Decision theoretic set estimation
Outline
Topics
- Deriving a set estimate from decision theory.
Rationale
We have seen in week 2 some examples of set estimates (quantile based, highest density set).
These are actually special cases of decision theory with specific choices of loss functions.
This page provides a general framework to answer the question: “how to summarize a posterior distribution with one set?”
Context
- The weakness of point estimates is that they do not capture the uncertainty around the value.

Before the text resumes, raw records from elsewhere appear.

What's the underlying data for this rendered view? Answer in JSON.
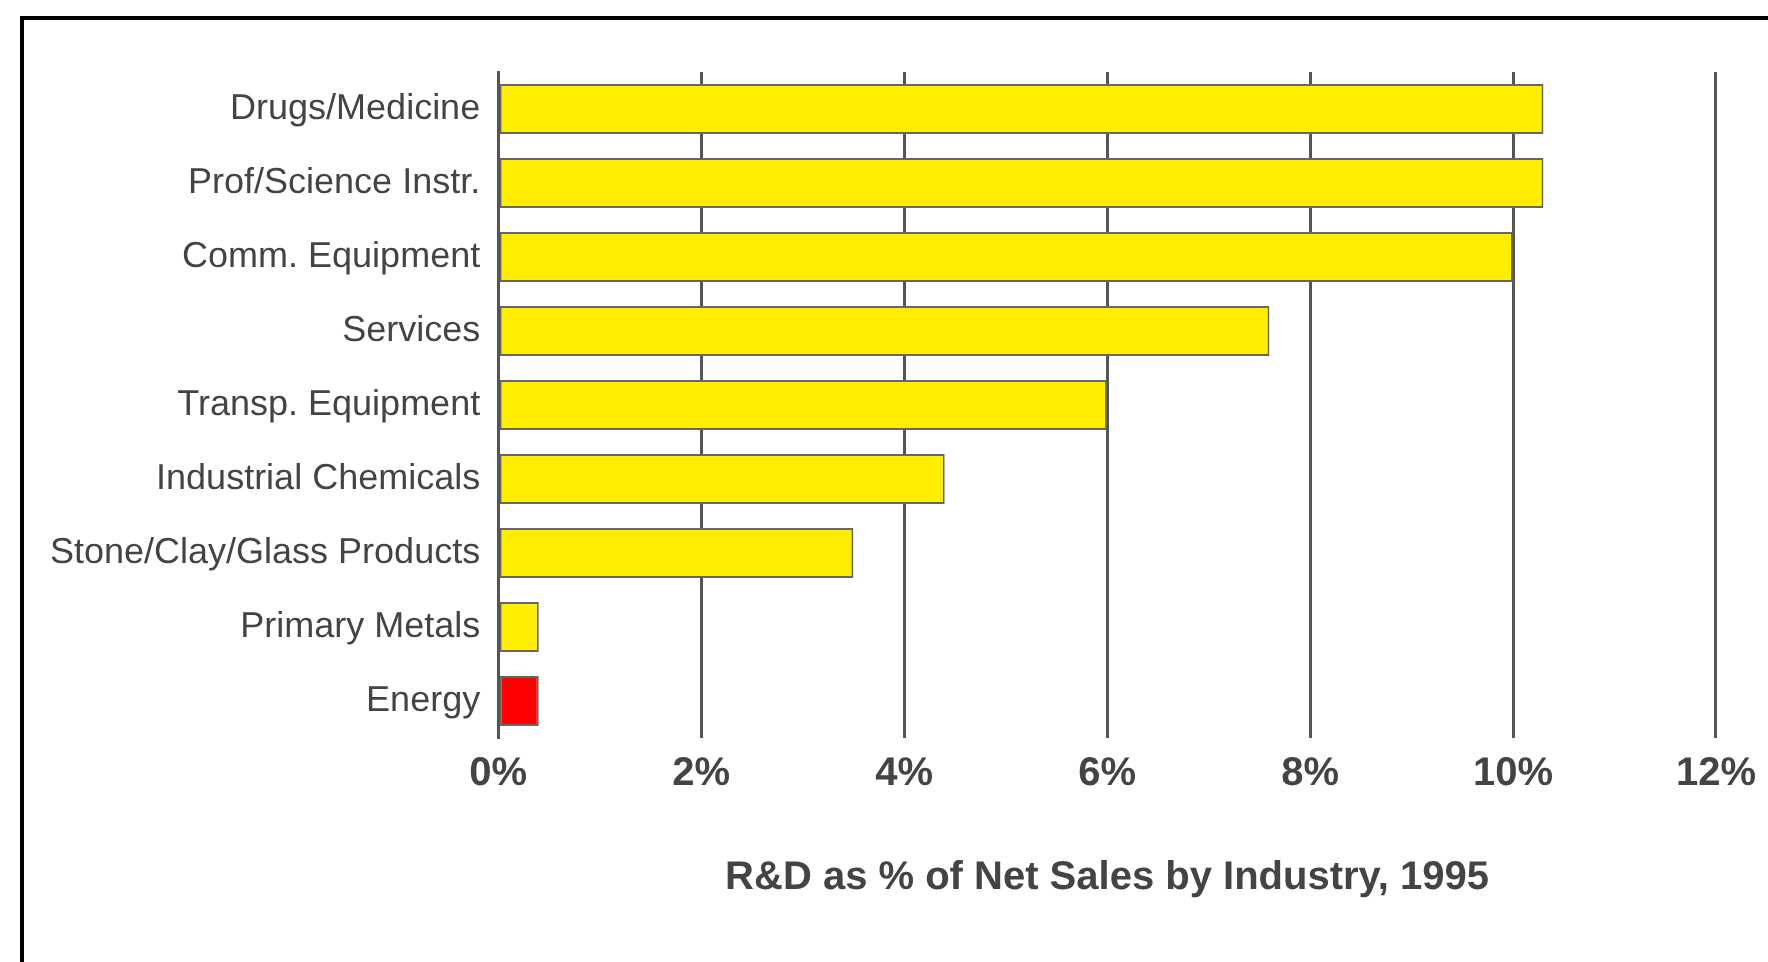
{
  "chart_data": {
    "type": "bar",
    "orientation": "horizontal",
    "xlabel": "R&D as % of Net Sales by Industry, 1995",
    "categories": [
      "Drugs/Medicine",
      "Prof/Science Instr.",
      "Comm. Equipment",
      "Services",
      "Transp. Equipment",
      "Industrial Chemicals",
      "Stone/Clay/Glass Products",
      "Primary Metals",
      "Energy"
    ],
    "values": [
      10.3,
      10.3,
      10.0,
      7.6,
      6.0,
      4.4,
      3.5,
      0.4,
      0.4
    ],
    "colors": [
      "#ffee00",
      "#ffee00",
      "#ffee00",
      "#ffee00",
      "#ffee00",
      "#ffee00",
      "#ffee00",
      "#ffee00",
      "#ff0000"
    ],
    "xlim": [
      0,
      12
    ],
    "xticks": [
      {
        "value": 0,
        "label": "0%"
      },
      {
        "value": 2,
        "label": "2%"
      },
      {
        "value": 4,
        "label": "4%"
      },
      {
        "value": 6,
        "label": "6%"
      },
      {
        "value": 8,
        "label": "8%"
      },
      {
        "value": 10,
        "label": "10%"
      },
      {
        "value": 12,
        "label": "12%"
      }
    ],
    "grid": "x",
    "legend": false
  }
}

- Idea: instead of returning a single point, return a set of points
- usually an interval,
- but this can be generalized
- Bayesian terminology: credible interval (\(\neq\) frequentist confidence intervals)
- Goals:
- We would like the credible interval to contain a fixed fraction of the posterior mass (e.g. 95%)
- At the same time, we would like this credible interval to be as short as possible given that posterior mass constraint
Bayes estimator formalization
Pick:
- \(A = \{[c, d] : c < d\}\),
- consider the loss function given by \[ L([c, d], x) = \mathbb{1}\{x \notin [c, d]\} + k (d - c) \] for some tuning parameter \(k\) to be determined later.
We get:
\[ \begin{aligned} \delta_{\text{B}}(Y) &= \operatorname{arg\,min}\{ \mathbb{E}[L(a, X) | Y] : a \in A \} \\ &= \operatorname{arg\,min}\{ \Pr[X \notin [c, d] | Y] + k(d - c) : [c,d] \in A \} \\ &= \operatorname{arg\,min}\{ \Pr[X < c|Y] + \Pr[X > d |Y] + k(d - c) : [c,d] \in A \} \\ &= \operatorname{arg\,min}\{ \Pr[X \le c|Y] + 1 - \Pr[X \le d |Y] + k(d - c) : [c,d] \in A \} \\ &= \operatorname{arg\,min}\{ \Pr[X \le c|Y] - \Pr[X \le d |Y] + k(d - c) : [c,d] \in A \} \end{aligned} \]
Here we assume the posterior has a continuous density \(f\) to change \(<\) into \(\le\). We have also used that removing “\(+1\)” does not change the value of the \(\operatorname{arg\,min}\).
As we did with point estimation, we take the derivative with respect to \(c\) and set to zero (then will do the same thing for \(d\)).
Notice that \(\Pr[X \le c|Y]\) is the posterior cumulative distribution function (CDF)1, so taking the derivative with respect to \(c\) yields a density:2
\[ f_{X|Y}(c) - k = 0, \]

so we see the optimum will be the smallest interval \([c, d]\) such that \(f(c) = f(d) = k\).
Finally, set \(k\) to capture say 95% of the mass (area in red in the figure shows a 50% example, we would lower \(k\) to get to 95%).
Footnotes
Recall that a CDF is defined as \(F(x) = \mathbb{P}(X \le x)\). So a posterior CDF is just \(\mathbb{P}(X \le x | Y)\).↩︎
Let us review the argument why “taking the derivative … yields a density”. Let \(f\) denote a density and \(F\), the CDF of the same random variable. From the definition of a density, \(F(x) = \int_{-\infty}^x f(x') \mathrm{d}x'\) (i.e., take \(A = [-\infty, x]\) in the definition of a density). Hence by the Fundamental theorem of calculus (i.e. the fact that an integral is an “anti-derivative”), we have that \[f(x) = \frac{\mathrm{d}F(x)}{\mathrm{d}x},\] when the derivative exists.↩︎